Los pacientes suelen recibir tratamiento con una combinación de dos medicamentos distintos, interferón pegilado y ribavirina. El interferón pegilado se administra mediante inyección una vez a la semana; la ribavirina se presenta en forma de comprimidos y se toma dos veces al día. El interferón pegilado se inyecta inmediatamente por debajo de la piel, ya sea el propio paciente, un familiar, o una enfermera.
El tratamiento combinado con interferón pegilado y ribavirina es el tratamiento más eficaz disponible actualmente. Sin embargo, algunos pacientes no pueden tomar ribavirina, por lo que se les podría prescribir interferón solo, lo que se conoce como monoterapia.
El médico me había advertido sobre los posibles efectos secundarios de este régimen, como cansancio, náuseas y depresión, y también había hablado con otras personas que habían recibido un tratamiento parecido. Me enteré de que hay personas que ni siquiera pueden completar el tratamiento debido a reacciones adversas, por lo que me preparé para una larga y difícil batalla.
La hepatitis C se puede curar. Sin embargo, es frecuente que los medicamentos que se recetan para eliminar el virus de la hepatitis C y evitar el daño hepático provoquen efectos secundarios. Entre ellos figuran los siguientes:
Astenia (cansancio extremo)
Síntomas seudogripales
Náuseas (ganas de vomitar)
Anemia (cifra baja de glóbulos rojos en la sangre)
Depresión
Prurito (picor)
Erupción cutánea
Caída del cabello
Se suponía que mi tratamiento iba a durar 48 semanas, pero se interrumpió al cabo de unos 4 meses. Los análisis de seguimiento revelaron que no se había modificado la viremia, de forma que no había respondido a los medicamentos en absoluto. No estaba llevando bien los efectos secundarios y los médicos me dijeron que, si fuera a lograr una RVS (Respuesta Virológica Sostenida), la carga viral ya debería haber disminuido en ese momento.
Se dice que una infección por el virus de la hepatitis C está curada cuando no se puede detectar material genético (ARN) del virus en la sangre del paciente inmediatamente después del final del tratamiento y de nuevo al cabo de seis meses.

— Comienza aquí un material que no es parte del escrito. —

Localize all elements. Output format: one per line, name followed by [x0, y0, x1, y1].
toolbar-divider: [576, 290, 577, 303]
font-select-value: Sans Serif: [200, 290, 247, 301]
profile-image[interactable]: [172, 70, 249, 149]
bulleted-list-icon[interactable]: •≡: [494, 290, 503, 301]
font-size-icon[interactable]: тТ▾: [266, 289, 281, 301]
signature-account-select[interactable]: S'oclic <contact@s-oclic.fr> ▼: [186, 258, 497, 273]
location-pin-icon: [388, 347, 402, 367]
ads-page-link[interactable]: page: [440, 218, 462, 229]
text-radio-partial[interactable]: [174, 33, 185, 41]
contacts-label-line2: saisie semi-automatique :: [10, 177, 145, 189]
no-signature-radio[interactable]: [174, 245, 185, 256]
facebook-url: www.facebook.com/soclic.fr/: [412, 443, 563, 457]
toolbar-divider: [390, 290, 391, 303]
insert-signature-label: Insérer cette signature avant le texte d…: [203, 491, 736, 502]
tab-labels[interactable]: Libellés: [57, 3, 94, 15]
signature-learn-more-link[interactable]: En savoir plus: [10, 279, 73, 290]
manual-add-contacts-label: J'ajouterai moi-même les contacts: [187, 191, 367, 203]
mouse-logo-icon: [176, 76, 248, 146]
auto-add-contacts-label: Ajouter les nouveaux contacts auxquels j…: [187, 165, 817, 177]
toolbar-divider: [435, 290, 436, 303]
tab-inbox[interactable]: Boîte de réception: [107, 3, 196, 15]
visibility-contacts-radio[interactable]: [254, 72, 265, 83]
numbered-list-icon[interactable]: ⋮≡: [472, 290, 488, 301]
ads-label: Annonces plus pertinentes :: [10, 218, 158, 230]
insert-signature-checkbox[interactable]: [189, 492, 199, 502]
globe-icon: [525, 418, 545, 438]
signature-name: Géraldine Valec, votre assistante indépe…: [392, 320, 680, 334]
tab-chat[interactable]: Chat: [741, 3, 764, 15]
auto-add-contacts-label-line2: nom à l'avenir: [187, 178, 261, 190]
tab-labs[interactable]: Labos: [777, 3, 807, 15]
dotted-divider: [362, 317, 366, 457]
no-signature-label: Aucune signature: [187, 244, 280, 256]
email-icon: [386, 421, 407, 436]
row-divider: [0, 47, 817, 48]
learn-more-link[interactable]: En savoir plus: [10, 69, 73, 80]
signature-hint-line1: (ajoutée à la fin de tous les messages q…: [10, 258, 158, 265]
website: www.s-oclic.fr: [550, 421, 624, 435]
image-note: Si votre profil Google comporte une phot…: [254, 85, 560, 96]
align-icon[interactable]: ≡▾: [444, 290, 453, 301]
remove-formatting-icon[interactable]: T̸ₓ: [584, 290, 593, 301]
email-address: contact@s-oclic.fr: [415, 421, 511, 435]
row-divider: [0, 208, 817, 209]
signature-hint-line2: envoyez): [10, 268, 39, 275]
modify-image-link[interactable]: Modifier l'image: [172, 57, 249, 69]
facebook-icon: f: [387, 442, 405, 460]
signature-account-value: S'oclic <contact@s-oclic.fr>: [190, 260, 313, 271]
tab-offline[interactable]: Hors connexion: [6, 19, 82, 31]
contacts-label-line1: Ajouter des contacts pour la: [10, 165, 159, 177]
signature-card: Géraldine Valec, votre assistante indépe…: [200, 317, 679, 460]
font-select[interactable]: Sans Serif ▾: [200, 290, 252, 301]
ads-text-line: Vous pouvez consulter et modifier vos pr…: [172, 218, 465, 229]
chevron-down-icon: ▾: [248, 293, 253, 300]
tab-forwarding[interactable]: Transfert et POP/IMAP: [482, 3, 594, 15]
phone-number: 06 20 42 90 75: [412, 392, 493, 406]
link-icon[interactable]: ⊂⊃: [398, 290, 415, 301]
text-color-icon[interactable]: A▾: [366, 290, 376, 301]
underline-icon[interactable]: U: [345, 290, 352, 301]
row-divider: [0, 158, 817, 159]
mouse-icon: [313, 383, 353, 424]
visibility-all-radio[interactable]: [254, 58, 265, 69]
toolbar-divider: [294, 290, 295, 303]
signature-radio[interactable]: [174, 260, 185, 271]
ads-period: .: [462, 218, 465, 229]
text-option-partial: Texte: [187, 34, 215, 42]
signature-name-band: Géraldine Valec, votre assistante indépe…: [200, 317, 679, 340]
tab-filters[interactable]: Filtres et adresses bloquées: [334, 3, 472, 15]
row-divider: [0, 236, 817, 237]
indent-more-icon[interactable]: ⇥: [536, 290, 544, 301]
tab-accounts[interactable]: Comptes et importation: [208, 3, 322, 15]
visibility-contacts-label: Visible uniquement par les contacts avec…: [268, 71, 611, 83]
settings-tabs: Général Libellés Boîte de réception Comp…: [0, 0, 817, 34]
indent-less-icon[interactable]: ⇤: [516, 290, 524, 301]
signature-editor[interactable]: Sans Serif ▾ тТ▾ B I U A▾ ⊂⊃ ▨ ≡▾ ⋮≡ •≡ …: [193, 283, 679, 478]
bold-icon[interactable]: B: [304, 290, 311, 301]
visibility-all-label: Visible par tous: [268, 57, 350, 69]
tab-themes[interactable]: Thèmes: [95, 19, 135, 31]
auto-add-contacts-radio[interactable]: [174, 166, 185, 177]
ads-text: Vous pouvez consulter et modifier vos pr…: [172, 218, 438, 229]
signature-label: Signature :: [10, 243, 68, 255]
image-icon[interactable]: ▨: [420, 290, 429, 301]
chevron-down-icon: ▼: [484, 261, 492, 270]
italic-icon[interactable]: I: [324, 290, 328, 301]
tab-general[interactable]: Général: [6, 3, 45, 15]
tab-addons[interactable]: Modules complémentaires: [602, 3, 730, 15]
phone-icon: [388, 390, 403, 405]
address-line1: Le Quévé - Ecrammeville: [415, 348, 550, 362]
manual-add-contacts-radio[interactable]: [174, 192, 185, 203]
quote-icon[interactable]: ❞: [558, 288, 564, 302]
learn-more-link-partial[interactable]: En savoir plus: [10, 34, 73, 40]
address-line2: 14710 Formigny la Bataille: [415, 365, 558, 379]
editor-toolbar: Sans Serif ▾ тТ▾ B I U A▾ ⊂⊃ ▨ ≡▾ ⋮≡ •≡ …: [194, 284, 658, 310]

Es lo que se conoce como respuesta virológica sostenida (RVS). Algunos pacientes no responden al tratamiento (pacientes sin respuesta). Otras personas presentan un nivel indetectable de virus en la sangre durante el tratamiento, pero las concentraciones aumentan de nuevo tras su finalización (pacientes con recidiva).
Incluso antes de iniciar el tratamiento, sabía que mis probabilidades de éxito eran menores que las de otras personas con hepatitis C. Estaba infectado por el VHC de genotipo 1a, que presenta un grado relativamente alto de resistencia a los medicamentos actuales y sólo se cura con el tratamiento entorno a la mitad de los pacientes. Tras dejar de tomar el tratamiento, los médicos fueron muy considerados, pero me recordaron que había muy pocas probabilidades de éxito en caso de ser tratado nuevamente con interferón pegilado y ribavirina.
El tratamiento combinado con interferón pegilado y ribavirina es el tratamiento más eficaz. La tasa de éxito depende del genotipo del virus. Las tasas de éxito son más altas (aproximadamente un 80% de los pacientes con RVS) con los genotipos 2 y 3 que con el genotipo 1 (aproximadamente un 40%–50% de los pacientes logran RVS).
En este momento, no estoy recibiendo tratamiento para la hepatitis C, ya que aún no estoy listo para pasar por lo mismo de nuevo. Para el futuro, los médicos me han dicho que se podrían hacer pequeños ajustes para adaptar mi régimen previo de tratamiento, si bien no hay ninguna garantía de que vaya a funcionar y los efectos secundarios podrían ser los mismos.
Sé que en cualquier momento tendré que recibir tratamiento para la hepatitis C de nuevo con el fin de detener o retrasar la magnitud del daño del hígado. En cierta medida, la decisión relativa a cuándo recibir tratamiento de nuevo podría depender de los resultados de mis siguientes análisis de sangre, si bien tengo la esperanza de que no tendré que iniciar un tratamiento nuevo durante unos años, así como que tendré más probabilidades de vencer al virus cuando lo haga.